I smiled at Galen, and he nodded at me and went to mount his own horse.


The ride was uneasy. It took us most of the day to make it to where the land bridge used to stand, and as we rode, I stretched my powers, clearing rocks from our path, piling up dirt when we were too exposed.

My power had shifted. It wasn’t like reaching for threads anymore; it was like my body was made of threads itself, all part of the same fabric. Using my power was as simple as thinking, as wishing, as breathing—it was there with me, responding to me, part of me.

I didn’t know if it was my growing relationship with Galen, or my child, or my freedom, but something within me had settled into my self, and my power grew exponentially for it.

When we saw the castle that Vestai Atalo lived in, we slowed, and I looked at its tall, strong walls with a shiver.

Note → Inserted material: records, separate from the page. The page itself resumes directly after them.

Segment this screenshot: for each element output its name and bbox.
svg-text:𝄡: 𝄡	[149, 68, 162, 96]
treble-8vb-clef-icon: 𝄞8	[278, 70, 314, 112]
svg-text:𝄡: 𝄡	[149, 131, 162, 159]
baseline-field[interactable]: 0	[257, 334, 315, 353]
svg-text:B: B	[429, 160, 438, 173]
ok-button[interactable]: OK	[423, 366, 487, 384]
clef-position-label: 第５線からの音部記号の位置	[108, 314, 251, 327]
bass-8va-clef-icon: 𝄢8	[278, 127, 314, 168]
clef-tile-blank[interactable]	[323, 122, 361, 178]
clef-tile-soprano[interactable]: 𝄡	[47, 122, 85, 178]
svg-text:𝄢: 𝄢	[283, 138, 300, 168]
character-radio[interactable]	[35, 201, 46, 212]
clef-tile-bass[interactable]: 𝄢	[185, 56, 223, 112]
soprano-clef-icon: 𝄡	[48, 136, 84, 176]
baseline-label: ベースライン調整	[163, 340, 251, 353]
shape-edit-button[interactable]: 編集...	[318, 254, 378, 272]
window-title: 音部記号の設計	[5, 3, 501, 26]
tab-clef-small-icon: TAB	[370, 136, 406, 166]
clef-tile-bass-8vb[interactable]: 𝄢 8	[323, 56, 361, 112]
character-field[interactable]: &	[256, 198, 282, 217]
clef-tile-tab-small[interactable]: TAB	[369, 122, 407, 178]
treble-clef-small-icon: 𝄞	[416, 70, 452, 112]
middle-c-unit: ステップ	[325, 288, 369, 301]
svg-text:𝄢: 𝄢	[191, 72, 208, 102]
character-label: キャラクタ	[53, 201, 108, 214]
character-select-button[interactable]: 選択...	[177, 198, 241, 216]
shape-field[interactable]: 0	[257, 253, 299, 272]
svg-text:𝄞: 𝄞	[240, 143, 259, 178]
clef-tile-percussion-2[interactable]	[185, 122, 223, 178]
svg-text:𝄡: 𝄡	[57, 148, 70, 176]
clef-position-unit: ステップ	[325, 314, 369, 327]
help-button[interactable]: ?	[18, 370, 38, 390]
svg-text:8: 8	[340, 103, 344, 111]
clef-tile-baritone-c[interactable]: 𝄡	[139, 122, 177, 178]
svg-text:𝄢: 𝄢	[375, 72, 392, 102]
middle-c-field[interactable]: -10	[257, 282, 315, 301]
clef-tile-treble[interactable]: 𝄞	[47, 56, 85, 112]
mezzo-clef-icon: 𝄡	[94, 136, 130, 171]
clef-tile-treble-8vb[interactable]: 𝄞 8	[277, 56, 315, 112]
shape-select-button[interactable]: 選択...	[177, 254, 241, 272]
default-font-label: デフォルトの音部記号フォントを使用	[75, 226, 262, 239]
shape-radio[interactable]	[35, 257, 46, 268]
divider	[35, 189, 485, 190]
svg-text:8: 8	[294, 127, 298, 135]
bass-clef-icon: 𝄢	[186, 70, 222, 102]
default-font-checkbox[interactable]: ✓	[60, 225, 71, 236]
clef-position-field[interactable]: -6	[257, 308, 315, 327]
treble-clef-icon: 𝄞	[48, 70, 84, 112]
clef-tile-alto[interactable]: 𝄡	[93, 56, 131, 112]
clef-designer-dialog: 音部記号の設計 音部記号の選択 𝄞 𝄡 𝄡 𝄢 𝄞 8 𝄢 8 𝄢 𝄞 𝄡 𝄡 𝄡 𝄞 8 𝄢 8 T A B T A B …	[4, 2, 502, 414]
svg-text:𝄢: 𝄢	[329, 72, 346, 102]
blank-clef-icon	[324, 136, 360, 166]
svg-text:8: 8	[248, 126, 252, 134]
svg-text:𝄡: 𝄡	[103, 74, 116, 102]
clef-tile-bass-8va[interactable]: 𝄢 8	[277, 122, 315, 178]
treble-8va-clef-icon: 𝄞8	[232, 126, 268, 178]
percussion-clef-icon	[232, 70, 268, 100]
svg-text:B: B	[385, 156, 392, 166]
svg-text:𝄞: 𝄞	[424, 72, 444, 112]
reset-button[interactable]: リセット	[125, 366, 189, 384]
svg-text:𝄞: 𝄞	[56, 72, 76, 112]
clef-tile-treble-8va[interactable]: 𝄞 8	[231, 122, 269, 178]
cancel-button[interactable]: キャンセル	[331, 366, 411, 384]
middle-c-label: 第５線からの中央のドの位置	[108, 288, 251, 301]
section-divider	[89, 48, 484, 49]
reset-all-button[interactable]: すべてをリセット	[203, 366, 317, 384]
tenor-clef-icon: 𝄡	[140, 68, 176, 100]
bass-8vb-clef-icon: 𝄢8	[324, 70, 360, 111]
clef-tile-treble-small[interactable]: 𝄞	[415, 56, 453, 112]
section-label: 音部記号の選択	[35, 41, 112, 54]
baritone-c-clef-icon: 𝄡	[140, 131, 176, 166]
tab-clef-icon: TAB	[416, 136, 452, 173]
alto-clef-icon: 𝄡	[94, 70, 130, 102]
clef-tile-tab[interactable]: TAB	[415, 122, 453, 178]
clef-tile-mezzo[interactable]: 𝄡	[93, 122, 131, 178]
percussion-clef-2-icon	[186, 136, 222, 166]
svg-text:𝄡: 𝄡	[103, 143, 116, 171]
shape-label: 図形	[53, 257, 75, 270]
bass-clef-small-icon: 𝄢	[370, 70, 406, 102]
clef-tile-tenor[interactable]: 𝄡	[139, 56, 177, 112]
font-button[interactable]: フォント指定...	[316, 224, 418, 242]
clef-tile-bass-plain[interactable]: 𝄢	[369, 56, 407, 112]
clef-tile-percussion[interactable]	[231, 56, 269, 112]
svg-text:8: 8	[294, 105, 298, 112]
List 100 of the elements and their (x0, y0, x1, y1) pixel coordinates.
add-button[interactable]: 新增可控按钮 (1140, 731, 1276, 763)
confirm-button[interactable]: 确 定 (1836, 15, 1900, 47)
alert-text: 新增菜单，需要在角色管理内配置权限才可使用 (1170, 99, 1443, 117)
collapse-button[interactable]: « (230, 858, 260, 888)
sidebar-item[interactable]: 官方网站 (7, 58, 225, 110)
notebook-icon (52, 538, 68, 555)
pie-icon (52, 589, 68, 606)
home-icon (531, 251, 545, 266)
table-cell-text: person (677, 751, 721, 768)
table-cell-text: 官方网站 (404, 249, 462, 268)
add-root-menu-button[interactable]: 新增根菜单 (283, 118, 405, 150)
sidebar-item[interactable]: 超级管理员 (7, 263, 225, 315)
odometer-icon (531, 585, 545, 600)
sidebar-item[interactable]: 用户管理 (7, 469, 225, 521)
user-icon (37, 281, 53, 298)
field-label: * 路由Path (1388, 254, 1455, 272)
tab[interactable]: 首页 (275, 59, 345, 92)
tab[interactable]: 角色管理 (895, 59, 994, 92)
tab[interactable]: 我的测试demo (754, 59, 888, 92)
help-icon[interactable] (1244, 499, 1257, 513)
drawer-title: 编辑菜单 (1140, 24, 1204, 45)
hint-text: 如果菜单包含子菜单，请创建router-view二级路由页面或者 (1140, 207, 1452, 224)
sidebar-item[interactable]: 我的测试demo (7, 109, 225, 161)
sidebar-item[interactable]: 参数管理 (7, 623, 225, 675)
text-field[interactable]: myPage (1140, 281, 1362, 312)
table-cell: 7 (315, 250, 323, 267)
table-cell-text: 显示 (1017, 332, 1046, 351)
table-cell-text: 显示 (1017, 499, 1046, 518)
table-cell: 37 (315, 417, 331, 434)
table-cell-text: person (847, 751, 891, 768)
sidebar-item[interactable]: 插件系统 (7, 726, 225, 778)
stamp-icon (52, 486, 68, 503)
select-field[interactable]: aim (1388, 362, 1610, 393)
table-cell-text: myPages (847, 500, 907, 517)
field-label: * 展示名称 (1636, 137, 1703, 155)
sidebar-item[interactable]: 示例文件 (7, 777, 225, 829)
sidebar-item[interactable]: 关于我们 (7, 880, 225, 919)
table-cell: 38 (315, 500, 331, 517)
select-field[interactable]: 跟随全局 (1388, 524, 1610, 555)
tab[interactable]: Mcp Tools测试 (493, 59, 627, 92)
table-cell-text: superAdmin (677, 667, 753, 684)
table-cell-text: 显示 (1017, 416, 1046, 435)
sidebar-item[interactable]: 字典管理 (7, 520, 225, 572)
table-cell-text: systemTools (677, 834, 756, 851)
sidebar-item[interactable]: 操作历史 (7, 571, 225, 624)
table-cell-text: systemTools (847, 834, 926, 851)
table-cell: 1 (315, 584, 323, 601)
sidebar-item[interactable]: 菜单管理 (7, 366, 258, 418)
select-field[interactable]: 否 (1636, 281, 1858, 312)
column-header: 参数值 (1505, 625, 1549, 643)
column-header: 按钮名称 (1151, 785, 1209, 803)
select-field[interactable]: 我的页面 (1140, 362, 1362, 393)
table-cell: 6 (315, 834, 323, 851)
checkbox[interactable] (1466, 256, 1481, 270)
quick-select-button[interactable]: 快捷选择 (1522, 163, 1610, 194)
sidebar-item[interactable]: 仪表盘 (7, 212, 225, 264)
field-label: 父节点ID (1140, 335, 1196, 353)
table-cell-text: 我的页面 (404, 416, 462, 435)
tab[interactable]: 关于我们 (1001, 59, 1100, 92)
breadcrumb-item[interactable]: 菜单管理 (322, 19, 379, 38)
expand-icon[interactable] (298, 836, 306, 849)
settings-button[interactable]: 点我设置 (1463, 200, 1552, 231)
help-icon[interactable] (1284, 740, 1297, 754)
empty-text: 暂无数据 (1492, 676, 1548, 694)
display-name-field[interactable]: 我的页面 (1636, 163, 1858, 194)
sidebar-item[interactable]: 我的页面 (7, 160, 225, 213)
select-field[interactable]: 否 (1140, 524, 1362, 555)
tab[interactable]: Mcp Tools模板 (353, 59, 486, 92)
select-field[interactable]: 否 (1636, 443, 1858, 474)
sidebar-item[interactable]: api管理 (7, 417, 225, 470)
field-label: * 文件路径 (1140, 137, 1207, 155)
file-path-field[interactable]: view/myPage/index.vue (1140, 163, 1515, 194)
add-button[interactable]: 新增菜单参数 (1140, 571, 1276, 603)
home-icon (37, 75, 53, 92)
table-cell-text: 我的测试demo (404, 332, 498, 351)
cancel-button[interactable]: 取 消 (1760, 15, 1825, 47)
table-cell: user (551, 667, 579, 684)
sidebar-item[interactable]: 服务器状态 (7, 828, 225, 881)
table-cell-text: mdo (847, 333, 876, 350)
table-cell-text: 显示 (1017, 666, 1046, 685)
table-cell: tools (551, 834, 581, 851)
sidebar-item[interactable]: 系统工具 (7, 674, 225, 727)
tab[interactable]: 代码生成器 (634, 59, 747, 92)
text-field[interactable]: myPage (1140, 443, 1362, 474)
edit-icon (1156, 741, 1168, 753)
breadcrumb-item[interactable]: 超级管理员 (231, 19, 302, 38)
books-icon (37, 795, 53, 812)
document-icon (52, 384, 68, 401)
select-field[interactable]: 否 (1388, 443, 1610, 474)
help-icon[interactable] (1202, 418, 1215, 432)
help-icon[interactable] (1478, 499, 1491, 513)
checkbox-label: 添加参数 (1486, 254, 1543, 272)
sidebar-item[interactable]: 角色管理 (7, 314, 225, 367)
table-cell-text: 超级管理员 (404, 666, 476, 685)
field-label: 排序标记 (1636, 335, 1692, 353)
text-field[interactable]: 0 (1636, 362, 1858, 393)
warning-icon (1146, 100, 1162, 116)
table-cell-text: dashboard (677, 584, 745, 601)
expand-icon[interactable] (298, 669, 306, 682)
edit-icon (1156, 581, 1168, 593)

Kairos sent Osmost flying into the air to scout ahead of us, and I watched him, watching the bird, seeing how he turned and shrieked.

“You’ve gotten better at that,” I told him.

He grinned and lifted an eyebrow. “Indeed I have.”

He waited a few moments more and called out to Rian and Galen, leading the line. “No one’s ahead, but if men are in the castle, Osmost won’t be able to see, and we won’t know until it’s too late.”

“Can we go north?” Galen asked. “If Shalia’s building a bridge, can’t we just do it anywhere?”

“It’s not the bridge,” I told them. “That shouldn’t be too hard. It’s the pass—this tunnel is blocked, but there’s one about a hundred feet down in the cliff. If I can forge a bridge to that, we’ll be in much better shape.”

“An alternate exit in case of cave-ins,” Rian told Galen. Then he seemed to remember they weren’t on good terms and frowned.